Adding 0.5 for rounding purposes will only work when the result of the calculation of f - 32 is positive. If the result is negative, it has to be changed to -0.5.

You could change your code to this:

int roundVal = (f < 32) ? -0.5 : 0.5;
return (int)((((float)5 / (float)9) * (f - 32)) + roundVal);

Answer 4

Everyone's

"Int() doesn't function correctly in the negative region of the number line"

is completely and utterly WRONG, and quite disgusting! We programmers should know and understand the concept of "the number line"!

Int(9.5) == 10          => true
Int(-9.5) == -9         => true

Lets say we have a dataset, that coincidently is something point 5, and is a linear system. Keep in mind that this is matlab syntax, to me programming is programming, so entirely applicable in any language.

x = [-9.5:1:9.5] % -9.5 to 9.5 at increments of 1 -9.5 -8.5 -7.5 ..... 9.5

% Now we need a function Int(), and lets say it rounds to the nearest,
% as y'all say it should be: "direction of the sign".  MATLAB doesn't
% have
Int()... that I know of.

function INTEGER = Int_stupid(NUMBER)
    POL = NUMBER / abs(NUMBER)  % Polarity multiplier
    VALUE_temp = NUMBER + (POL * 0.5)   % incorrectly implemented 
                                        % rounding to the nearest
        % A number divided by it's absolute value is 1 times it's
        % polarity
        % ( -9.5 / abs( -9.5 ) ) = -1
        % ( 9.5 / abs( 9.5 ) ) = 1
end

function INTEGER = Int(NUMBER)  % how every other Int function works
    VALUE_temp = NUMBER + 0.5   % correctly implemented rounding 
                                % to the nearest
end

% Now we need the whole dataset rounded to the "nearest direction of the sign"

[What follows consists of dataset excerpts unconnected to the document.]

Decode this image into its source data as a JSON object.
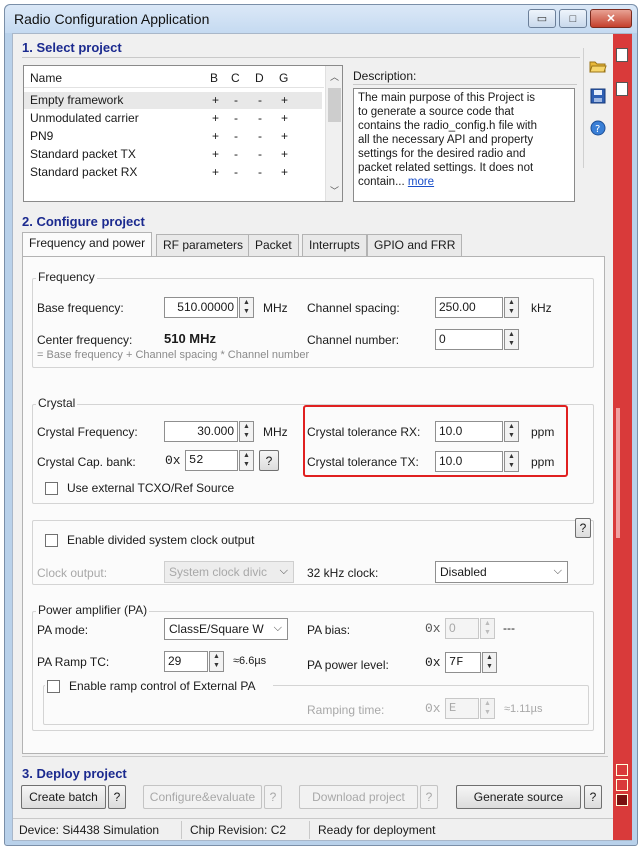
{
  "window": {
    "title": "Radio Configuration Application",
    "buttons": {
      "minimize": "▭",
      "maximize": "□",
      "close": "✕"
    }
  },
  "select_project": {
    "heading": "1. Select project",
    "columns": [
      "Name",
      "B",
      "C",
      "D",
      "G"
    ],
    "rows": [
      {
        "name": "Empty framework",
        "b": "+",
        "c": "-",
        "d": "-",
        "g": "+"
      },
      {
        "name": "Unmodulated carrier",
        "b": "+",
        "c": "-",
        "d": "-",
        "g": "+"
      },
      {
        "name": "PN9",
        "b": "+",
        "c": "-",
        "d": "-",
        "g": "+"
      },
      {
        "name": "Standard packet TX",
        "b": "+",
        "c": "-",
        "d": "-",
        "g": "+"
      },
      {
        "name": "Standard packet RX",
        "b": "+",
        "c": "-",
        "d": "-",
        "g": "+"
      }
    ],
    "description_label": "Description:",
    "description_lines": [
      "The main purpose of this Project is",
      "to generate a source code that",
      "contains the radio_config.h file with",
      "all the necessary API and property",
      "settings for the desired radio and",
      "packet related settings. It does not"
    ],
    "description_last": "contain... ",
    "more_link": "more"
  },
  "configure_project": {
    "heading": "2. Configure project",
    "tabs": [
      "Frequency and power",
      "RF parameters",
      "Packet",
      "Interrupts",
      "GPIO and FRR"
    ],
    "frequency": {
      "group": "Frequency",
      "base_label": "Base frequency:",
      "base_value": "510.00000",
      "base_unit": "MHz",
      "spacing_label": "Channel spacing:",
      "spacing_value": "250.00",
      "spacing_unit": "kHz",
      "center_label": "Center frequency:",
      "center_value": "510 MHz",
      "channel_label": "Channel number:",
      "channel_value": "0",
      "formula": "= Base frequency + Channel spacing * Channel number"
    },
    "crystal": {
      "group": "Crystal",
      "freq_label": "Crystal Frequency:",
      "freq_value": "30.000",
      "freq_unit": "MHz",
      "cap_label": "Crystal Cap. bank:",
      "cap_prefix": "0x",
      "cap_value": "52",
      "help": "?",
      "tol_rx_label": "Crystal tolerance RX:",
      "tol_rx_value": "10.0",
      "tol_tx_label": "Crystal tolerance TX:",
      "tol_tx_value": "10.0",
      "tol_unit": "ppm",
      "tcxo_label": "Use external TCXO/Ref Source"
    },
    "clock": {
      "enable_label": "Enable divided system clock output",
      "help": "?",
      "output_label": "Clock output:",
      "output_value": "System clock divic",
      "khz_label": "32 kHz clock:",
      "khz_value": "Disabled"
    },
    "pa": {
      "group": "Power amplifier (PA)",
      "mode_label": "PA mode:",
      "mode_value": "ClassE/Square W",
      "bias_label": "PA bias:",
      "bias_prefix": "0x",
      "bias_value": "0",
      "bias_dash": "---",
      "ramp_label": "PA Ramp TC:",
      "ramp_value": "29",
      "ramp_note": "≈6.6µs",
      "power_label": "PA power level:",
      "power_prefix": "0x",
      "power_value": "7F",
      "ext_label": "Enable ramp control of External PA",
      "ramping_label": "Ramping time:",
      "ramping_prefix": "0x",
      "ramping_value": "E",
      "ramping_note": "≈1.11µs"
    }
  },
  "deploy": {
    "heading": "3. Deploy project",
    "create_batch": "Create batch",
    "configure_evaluate": "Configure&evaluate",
    "download_project": "Download project",
    "generate_source": "Generate source",
    "help": "?"
  },
  "status": {
    "device": "Device: Si4438  Simulation",
    "chip": "Chip Revision: C2",
    "state": "Ready for deployment"
  },
  "colors": {
    "accent_red": "#d93a3a",
    "heading_blue": "#1b2a8f",
    "highlight": "#e02020"
  },
  "icons": [
    "folder-open-icon",
    "save-disk-icon",
    "help-globe-icon"
  ]
}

x_rounded = Int_stupid(x) => x = [-10, -9, -8,... -1, 1, 2...] % notice how there is no 0, there is % discontinuity in this bad rounding.

                            % Notice that in the plot there is a zig, 
                            % or zag, in my PERFECT LINEAR SYSTEM.

                            % Notice the two parallel lines with no         
                            % defects representing the RAW linear 
                            % system, and the parallel correctly 
                            % rounded => floor( x + 0.5 )

Rounded to the nearest data, if done correctly, will parallel the actual data.

Sorry for my anger, and programmatic insults. I expect experts to be experts, that don't sell completely incorrect information. And if I do the same, I expect the same humiliation from my peers => YOU.

References ( for 2nd grade how to round numbers ): %_https://math.stackexchange.com/questions/3448/rules-for-rounding-positive-and-negative-numbers %_https://en.wikipedia.org/wiki/IEEE_754#Rounding_algorithms

Answer 5

It sounds like you have two problems:

1. The number you're trying to round is negative, meaning that the standard trick of adding 0.5 goes the wrong way.

2. Standard rounding functions like round() are for some reason denied to you.

So just write your own:

double my_round(double x, double to_nearest)
{
    if(x >= 0)
        return (int)(x / to_nearest + 0.5) * to_nearest;
    else
        return (int)(x / to_nearest - 0.5) * to_nearest;
}

Now you can write

return (int)my_round(5./9. * (f - 32), 1.0);